As you said, I did this in v3.
https://patchwork.kernel.org/patch/11031507/
The reason why I use struct union struct in v4 is that I want to
express "in the tree" and "in the purge list" are two completely
isolated cases.
struct vmap_area {
union {
struct { /* Case A: In the tree */
...
};
struct { /* Case B: In the purge list */
...
};
};
};
The "rb_node" and "list" should also not be used when va is in
the purge list
what do you think of this idea?
On Fri, Jul 12, 2019 at 11:09:00PM +0800, Pengfei Li wrote:
> On Fri, Jul 12, 2019 at 9:49 PM Matthew Wilcox <[email protected]> wrote:
> >
> > On Fri, Jul 12, 2019 at 08:02:13PM +0800, Pengfei Li wrote:
> >
> > I don't think you need struct union struct union. Because llist_node
> > is just a pointer, you can get the same savings with just:
> >
> > union {
> > struct llist_node purge_list;
> > struct vm_struct *vm;
> > unsigned long subtree_max_size;
> > };
> >
>
> Thanks for your comments.
>
> As you said, I did this in v3.
> https://patchwork.kernel.org/patch/11031507/
>
> The reason why I use struct union struct in v4 is that I want to
> express "in the tree" and "in the purge list" are two completely
> isolated cases.
>
I think that is odd. Your v3 was fine to me.

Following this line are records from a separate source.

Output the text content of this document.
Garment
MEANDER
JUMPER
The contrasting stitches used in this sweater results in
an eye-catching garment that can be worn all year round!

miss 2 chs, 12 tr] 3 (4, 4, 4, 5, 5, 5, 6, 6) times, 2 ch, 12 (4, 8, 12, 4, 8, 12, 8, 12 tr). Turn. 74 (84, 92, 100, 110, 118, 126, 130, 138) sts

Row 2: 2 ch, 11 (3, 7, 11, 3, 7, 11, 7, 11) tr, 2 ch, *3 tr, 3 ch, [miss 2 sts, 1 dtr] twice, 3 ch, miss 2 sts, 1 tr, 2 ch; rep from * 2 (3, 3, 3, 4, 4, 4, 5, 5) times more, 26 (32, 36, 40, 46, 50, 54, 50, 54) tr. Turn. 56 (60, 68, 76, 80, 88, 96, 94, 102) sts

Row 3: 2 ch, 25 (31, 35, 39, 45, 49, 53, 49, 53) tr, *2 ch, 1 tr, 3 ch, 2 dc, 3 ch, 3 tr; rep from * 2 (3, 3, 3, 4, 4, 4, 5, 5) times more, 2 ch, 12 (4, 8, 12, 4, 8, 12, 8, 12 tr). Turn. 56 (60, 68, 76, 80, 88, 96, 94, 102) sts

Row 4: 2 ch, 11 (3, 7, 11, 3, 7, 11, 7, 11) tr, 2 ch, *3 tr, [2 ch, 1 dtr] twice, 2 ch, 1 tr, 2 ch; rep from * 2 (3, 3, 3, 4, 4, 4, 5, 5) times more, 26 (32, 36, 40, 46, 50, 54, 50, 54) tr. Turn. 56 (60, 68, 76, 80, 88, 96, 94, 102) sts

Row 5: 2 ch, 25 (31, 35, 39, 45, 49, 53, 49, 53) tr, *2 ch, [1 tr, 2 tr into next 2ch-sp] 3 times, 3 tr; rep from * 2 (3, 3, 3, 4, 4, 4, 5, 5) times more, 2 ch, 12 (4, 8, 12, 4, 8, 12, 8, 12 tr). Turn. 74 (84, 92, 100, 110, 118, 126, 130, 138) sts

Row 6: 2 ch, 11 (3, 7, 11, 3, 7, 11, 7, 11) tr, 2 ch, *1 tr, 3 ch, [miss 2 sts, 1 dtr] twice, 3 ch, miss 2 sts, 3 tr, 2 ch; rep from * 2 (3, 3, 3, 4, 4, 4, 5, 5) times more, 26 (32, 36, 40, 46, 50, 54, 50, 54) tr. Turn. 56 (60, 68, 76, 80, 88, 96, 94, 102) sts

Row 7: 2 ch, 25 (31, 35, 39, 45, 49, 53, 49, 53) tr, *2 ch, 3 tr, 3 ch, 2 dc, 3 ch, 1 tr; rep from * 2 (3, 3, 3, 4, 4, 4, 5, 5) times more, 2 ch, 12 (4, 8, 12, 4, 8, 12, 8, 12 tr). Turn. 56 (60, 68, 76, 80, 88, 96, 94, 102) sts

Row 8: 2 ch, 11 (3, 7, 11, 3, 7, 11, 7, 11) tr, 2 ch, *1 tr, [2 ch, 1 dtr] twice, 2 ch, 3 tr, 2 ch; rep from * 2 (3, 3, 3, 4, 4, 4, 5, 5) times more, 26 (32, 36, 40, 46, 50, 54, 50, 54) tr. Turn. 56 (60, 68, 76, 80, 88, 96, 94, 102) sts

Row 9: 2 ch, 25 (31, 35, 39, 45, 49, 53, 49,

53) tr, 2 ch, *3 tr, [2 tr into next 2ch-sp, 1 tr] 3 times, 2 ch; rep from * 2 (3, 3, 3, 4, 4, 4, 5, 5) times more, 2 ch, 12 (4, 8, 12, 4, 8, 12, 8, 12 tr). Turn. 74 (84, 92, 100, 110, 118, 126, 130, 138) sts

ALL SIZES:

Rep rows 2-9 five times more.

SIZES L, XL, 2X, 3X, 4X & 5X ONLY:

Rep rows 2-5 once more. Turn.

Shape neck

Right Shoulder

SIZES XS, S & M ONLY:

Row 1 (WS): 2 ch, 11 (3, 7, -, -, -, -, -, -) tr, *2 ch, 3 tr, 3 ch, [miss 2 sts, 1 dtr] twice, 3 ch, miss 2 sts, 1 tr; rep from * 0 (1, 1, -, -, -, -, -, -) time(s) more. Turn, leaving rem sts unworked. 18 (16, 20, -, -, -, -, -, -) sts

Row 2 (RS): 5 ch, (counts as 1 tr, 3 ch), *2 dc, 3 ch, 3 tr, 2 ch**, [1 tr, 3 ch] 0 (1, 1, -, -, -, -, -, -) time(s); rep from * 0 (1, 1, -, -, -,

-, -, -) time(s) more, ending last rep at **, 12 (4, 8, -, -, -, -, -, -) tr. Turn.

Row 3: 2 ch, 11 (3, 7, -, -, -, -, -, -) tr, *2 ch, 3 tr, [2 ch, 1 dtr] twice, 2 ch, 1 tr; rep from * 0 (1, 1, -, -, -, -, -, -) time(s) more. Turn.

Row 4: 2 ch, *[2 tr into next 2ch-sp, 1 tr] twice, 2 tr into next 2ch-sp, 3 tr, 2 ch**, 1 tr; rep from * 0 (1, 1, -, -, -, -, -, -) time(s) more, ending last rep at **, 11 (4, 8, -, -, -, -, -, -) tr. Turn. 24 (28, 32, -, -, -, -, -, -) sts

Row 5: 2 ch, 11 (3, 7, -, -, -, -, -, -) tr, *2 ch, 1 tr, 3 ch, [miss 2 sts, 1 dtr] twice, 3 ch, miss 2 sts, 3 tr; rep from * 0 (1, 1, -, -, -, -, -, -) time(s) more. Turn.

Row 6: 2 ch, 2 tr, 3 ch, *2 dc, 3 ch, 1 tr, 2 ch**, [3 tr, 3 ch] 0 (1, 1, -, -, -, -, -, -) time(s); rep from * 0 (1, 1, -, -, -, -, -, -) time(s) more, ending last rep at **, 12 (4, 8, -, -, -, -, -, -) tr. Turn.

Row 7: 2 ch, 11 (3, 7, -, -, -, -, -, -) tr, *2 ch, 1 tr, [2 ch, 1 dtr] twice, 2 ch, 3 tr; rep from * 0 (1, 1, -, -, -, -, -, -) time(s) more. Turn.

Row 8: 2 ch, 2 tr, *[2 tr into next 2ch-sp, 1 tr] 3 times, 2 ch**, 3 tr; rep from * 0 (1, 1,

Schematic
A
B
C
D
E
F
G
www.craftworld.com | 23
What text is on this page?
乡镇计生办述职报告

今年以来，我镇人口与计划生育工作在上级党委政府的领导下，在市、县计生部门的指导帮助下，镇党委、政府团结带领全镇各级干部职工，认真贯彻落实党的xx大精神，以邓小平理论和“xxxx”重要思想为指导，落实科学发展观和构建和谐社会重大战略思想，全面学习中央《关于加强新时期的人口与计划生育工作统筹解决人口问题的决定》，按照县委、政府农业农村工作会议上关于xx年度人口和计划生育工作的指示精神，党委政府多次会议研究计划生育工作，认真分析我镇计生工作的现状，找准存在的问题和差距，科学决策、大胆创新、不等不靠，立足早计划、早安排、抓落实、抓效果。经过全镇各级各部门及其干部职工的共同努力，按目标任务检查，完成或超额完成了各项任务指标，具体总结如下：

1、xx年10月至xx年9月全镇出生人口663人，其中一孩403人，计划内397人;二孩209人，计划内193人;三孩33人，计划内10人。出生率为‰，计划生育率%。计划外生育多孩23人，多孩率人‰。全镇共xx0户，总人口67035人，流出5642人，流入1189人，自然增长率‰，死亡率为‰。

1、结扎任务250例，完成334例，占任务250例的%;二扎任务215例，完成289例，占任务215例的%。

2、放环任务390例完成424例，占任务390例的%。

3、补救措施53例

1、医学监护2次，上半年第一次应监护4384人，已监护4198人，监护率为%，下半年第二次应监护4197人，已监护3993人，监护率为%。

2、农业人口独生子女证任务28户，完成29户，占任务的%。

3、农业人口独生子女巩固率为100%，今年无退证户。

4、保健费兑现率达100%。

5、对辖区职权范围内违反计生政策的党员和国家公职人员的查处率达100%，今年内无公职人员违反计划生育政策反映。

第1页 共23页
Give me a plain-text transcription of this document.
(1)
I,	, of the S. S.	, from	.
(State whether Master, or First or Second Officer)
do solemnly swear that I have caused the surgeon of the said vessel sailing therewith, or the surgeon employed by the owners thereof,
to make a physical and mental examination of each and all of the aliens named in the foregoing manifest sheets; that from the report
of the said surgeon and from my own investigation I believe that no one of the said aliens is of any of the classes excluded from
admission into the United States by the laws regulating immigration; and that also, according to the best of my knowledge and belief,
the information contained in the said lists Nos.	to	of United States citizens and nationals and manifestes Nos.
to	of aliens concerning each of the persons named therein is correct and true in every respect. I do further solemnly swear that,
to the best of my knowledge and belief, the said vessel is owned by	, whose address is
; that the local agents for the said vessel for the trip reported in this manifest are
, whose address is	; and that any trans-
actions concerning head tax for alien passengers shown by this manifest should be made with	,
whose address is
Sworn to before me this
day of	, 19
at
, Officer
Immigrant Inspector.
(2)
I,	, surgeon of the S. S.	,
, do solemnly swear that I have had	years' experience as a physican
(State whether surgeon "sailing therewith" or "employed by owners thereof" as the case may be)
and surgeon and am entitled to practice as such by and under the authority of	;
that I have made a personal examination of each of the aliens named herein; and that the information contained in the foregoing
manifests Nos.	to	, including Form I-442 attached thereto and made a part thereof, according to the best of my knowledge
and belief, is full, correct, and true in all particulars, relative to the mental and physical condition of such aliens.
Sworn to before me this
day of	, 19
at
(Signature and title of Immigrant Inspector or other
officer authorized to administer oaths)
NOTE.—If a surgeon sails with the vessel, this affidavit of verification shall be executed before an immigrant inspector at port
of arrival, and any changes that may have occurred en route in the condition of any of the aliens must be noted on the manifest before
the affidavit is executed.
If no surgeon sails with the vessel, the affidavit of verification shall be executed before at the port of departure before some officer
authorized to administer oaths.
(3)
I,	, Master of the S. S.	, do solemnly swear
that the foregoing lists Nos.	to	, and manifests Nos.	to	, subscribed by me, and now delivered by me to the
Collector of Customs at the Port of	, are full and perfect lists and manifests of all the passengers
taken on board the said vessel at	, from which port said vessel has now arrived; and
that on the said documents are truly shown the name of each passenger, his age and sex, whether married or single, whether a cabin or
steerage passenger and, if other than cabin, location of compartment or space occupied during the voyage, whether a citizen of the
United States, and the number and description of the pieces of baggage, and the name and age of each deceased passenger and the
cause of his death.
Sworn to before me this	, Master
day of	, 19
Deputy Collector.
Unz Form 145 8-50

All that mess with
struct union struct makes it weird, so having just comments there
is enough, imho.
<snip>
- __free_vmap_area(va);
+ merge_or_add_vmap_area(va,
+ &free_vmap_area_root, &free_vmap_area_list);
+
<snip>
Should not be done in this patch. I can re-spin "mm/vmalloc: do not keep unpurged areas in the busy tree"
and add it there. So, as a result we will not modify unlink_va() function.
Thus, this patch will reduce the size only, and will not touch other parts.
--
Vlad Rezki
Hi, Vlad
Thanks for the comments form you and Matthew, now I am sure
v3 is enough.
I will follow the next version of your "mm/vmalloc: do not
keep unpurged areas in the busy tree".
Thanks again for your patience with me!
--
Pengfei